In its interim results for the half-year period to June 30, the firm said gross profits rose by 53% to £3.2m, up from£2.1m for the same period a year ago.
The firm also said that it had a strong balance sheet, suggesting that further expansion by acquisition is on the cards alongside organic growth.
The firm reported that of 284 trading offices, up from 193 in the first half of last year, 253 offer sales as well as lettings.
There are 239 franchisees in total, with no company-owned offices. Five new offices opened in the first half of this year with a further seven preparing to open.
In total, the Martin & Co franchisees look after 44,000 tenanted managed properties.
Belvoir also reported its interim first-half results this morning. Pre-tax profits were barely changed from last year at £0.6m.
The firm reports a network of 166 outlets, with the roll-out of estate agency services described as on target to achieve 35% of Belvoir outlets by the end of the year.
Meanwhile, Winkworth yesterday announced increased revenue for the first half of this year, but a 17% drop in pre-tax profits.
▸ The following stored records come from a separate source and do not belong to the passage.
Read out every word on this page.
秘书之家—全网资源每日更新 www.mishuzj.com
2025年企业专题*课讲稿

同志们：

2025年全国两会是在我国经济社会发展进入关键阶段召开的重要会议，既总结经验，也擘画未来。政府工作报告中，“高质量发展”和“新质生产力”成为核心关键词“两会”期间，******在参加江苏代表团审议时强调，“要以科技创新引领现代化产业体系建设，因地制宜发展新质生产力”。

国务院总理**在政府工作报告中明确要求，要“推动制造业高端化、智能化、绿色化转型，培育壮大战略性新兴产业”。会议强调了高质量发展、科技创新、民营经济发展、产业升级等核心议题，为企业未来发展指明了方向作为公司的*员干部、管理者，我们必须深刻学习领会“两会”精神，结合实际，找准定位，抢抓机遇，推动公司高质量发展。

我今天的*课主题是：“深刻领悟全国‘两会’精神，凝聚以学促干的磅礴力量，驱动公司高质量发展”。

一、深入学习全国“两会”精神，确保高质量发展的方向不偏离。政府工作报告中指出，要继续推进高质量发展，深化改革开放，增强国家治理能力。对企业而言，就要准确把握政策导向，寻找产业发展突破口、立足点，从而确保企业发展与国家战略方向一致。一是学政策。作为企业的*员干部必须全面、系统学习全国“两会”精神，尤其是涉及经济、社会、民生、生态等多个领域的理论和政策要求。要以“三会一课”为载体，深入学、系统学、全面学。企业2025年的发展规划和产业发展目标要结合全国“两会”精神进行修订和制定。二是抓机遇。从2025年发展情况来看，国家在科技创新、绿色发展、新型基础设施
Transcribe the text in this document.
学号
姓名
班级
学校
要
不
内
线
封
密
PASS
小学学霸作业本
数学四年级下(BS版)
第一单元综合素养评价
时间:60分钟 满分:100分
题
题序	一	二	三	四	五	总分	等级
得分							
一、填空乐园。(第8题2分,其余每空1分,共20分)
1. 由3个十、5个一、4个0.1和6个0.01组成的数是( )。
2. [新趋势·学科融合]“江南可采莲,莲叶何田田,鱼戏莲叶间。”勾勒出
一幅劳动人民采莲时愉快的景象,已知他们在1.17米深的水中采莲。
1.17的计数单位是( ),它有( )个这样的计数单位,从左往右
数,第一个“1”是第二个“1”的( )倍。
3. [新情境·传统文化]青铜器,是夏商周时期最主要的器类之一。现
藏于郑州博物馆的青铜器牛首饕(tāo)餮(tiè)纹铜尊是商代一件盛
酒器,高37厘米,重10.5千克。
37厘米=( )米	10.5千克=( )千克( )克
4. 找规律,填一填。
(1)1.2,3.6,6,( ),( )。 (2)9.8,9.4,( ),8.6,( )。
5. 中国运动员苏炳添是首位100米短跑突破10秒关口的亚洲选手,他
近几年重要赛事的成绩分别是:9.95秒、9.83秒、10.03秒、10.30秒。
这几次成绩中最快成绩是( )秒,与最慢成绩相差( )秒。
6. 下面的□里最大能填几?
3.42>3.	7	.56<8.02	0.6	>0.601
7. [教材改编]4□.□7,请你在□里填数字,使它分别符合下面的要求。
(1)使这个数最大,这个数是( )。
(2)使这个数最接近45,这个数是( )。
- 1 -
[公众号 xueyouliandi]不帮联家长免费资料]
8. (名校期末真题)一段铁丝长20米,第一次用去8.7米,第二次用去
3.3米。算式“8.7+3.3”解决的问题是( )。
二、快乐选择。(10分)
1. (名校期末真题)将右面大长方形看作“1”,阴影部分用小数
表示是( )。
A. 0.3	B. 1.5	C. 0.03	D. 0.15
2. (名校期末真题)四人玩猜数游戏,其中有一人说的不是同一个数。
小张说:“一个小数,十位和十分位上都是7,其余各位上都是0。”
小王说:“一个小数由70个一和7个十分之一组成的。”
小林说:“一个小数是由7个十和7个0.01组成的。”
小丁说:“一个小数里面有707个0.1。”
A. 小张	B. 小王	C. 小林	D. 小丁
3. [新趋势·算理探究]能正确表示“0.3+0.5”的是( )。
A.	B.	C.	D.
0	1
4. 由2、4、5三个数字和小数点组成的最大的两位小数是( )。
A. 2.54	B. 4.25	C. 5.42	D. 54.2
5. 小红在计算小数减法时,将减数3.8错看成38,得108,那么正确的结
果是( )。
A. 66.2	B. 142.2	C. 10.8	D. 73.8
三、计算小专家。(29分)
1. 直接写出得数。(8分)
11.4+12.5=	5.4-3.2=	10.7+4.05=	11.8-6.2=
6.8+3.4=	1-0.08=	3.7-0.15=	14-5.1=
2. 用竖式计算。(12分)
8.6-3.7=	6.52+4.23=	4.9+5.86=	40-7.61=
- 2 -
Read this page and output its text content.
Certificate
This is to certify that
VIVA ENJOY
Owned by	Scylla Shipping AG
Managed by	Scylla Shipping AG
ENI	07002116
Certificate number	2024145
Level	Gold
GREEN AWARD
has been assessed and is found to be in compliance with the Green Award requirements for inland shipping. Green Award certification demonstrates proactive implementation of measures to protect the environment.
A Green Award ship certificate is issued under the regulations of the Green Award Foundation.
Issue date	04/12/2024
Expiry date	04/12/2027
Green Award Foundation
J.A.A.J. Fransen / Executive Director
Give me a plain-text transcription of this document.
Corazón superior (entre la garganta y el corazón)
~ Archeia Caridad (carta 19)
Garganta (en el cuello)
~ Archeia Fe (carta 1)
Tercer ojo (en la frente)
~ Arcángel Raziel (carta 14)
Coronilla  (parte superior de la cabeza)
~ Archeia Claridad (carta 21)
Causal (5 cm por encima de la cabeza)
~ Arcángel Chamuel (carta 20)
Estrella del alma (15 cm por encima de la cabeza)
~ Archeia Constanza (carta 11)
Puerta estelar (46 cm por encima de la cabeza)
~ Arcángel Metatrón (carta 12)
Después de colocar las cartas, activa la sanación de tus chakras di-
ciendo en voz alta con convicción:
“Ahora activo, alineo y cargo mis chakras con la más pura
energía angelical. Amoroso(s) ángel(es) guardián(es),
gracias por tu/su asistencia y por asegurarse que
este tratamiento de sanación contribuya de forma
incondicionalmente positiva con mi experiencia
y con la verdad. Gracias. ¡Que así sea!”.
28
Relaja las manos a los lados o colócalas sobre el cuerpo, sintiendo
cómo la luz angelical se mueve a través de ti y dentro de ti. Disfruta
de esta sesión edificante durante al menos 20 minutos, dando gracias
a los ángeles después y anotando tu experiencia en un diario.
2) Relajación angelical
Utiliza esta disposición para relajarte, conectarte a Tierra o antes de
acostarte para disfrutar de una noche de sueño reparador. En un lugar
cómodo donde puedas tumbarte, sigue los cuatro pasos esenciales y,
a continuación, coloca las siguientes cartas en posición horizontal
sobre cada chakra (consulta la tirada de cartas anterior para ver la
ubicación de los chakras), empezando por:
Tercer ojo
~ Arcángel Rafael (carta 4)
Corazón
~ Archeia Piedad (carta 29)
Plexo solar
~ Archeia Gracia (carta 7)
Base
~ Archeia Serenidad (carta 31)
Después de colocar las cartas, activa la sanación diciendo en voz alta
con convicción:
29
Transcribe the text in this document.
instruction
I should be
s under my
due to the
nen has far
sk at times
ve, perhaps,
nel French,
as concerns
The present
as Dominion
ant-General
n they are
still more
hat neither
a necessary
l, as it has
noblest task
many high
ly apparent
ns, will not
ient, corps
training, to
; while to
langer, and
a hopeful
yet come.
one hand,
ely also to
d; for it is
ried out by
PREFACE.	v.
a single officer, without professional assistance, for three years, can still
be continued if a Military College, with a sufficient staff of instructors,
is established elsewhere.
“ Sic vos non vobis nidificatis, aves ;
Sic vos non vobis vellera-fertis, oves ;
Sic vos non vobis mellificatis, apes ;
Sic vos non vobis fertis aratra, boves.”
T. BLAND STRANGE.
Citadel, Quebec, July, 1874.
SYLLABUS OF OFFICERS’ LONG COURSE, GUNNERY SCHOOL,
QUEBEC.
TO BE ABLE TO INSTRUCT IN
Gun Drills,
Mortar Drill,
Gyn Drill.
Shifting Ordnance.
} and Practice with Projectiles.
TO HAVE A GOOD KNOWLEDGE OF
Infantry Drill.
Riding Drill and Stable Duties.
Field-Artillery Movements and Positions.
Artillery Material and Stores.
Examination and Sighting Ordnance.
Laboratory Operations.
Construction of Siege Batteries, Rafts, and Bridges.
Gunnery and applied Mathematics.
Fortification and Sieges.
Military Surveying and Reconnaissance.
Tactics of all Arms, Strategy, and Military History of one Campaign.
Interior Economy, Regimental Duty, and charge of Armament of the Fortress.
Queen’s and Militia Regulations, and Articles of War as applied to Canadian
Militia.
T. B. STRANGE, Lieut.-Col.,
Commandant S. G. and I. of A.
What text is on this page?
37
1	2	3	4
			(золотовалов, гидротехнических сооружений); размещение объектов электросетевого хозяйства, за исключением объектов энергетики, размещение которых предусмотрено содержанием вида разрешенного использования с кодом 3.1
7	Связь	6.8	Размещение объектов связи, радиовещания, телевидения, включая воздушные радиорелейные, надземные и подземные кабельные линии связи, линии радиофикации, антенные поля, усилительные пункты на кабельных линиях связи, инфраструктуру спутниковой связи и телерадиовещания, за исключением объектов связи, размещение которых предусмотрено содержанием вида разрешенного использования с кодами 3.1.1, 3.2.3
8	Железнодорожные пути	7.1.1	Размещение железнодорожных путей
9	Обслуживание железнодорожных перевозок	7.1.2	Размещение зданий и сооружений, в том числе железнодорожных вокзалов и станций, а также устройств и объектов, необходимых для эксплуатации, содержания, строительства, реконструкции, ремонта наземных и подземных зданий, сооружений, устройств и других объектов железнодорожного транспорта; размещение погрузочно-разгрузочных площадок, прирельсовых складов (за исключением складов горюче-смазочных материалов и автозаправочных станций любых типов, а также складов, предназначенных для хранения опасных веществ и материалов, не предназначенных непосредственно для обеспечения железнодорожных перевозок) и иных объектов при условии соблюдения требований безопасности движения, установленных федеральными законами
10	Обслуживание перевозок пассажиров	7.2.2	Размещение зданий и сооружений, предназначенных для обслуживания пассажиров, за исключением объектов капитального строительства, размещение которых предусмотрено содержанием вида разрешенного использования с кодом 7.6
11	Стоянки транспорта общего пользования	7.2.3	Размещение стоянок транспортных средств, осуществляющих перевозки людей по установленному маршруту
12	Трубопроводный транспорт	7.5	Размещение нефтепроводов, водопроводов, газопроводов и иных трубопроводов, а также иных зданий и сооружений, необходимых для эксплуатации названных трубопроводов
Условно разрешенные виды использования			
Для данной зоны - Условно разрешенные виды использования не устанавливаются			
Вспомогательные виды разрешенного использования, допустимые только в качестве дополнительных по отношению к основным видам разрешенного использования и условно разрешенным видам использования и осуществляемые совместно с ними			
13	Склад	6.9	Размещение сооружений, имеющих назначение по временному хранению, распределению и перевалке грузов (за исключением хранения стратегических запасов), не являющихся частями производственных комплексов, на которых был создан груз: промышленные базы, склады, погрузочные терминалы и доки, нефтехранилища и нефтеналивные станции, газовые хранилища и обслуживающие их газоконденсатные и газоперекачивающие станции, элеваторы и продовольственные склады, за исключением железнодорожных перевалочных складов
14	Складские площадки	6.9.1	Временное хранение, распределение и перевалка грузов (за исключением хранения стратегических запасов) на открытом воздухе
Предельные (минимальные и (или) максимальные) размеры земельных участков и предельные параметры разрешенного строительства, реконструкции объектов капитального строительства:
The AIM-listed firm said revenue in the “uneven” six months to June 30 stood at £2.57m, up from £2.49m for the same period last year.
However, pre-tax profits of £663,149 were down on the £803,785 in the previous year.
The general election and tax threats in the first half of 2015 seriously distorted sales, but boosted rentals.
Chairman Simon Agace said that 2015 is proving to be a year of two halves.
He said the firm aimed to achieve an equal split between sales and rentals, and said there would be a resumption of growth next year.
Winkworth shares went down 4.7% to 147.75p yesterday.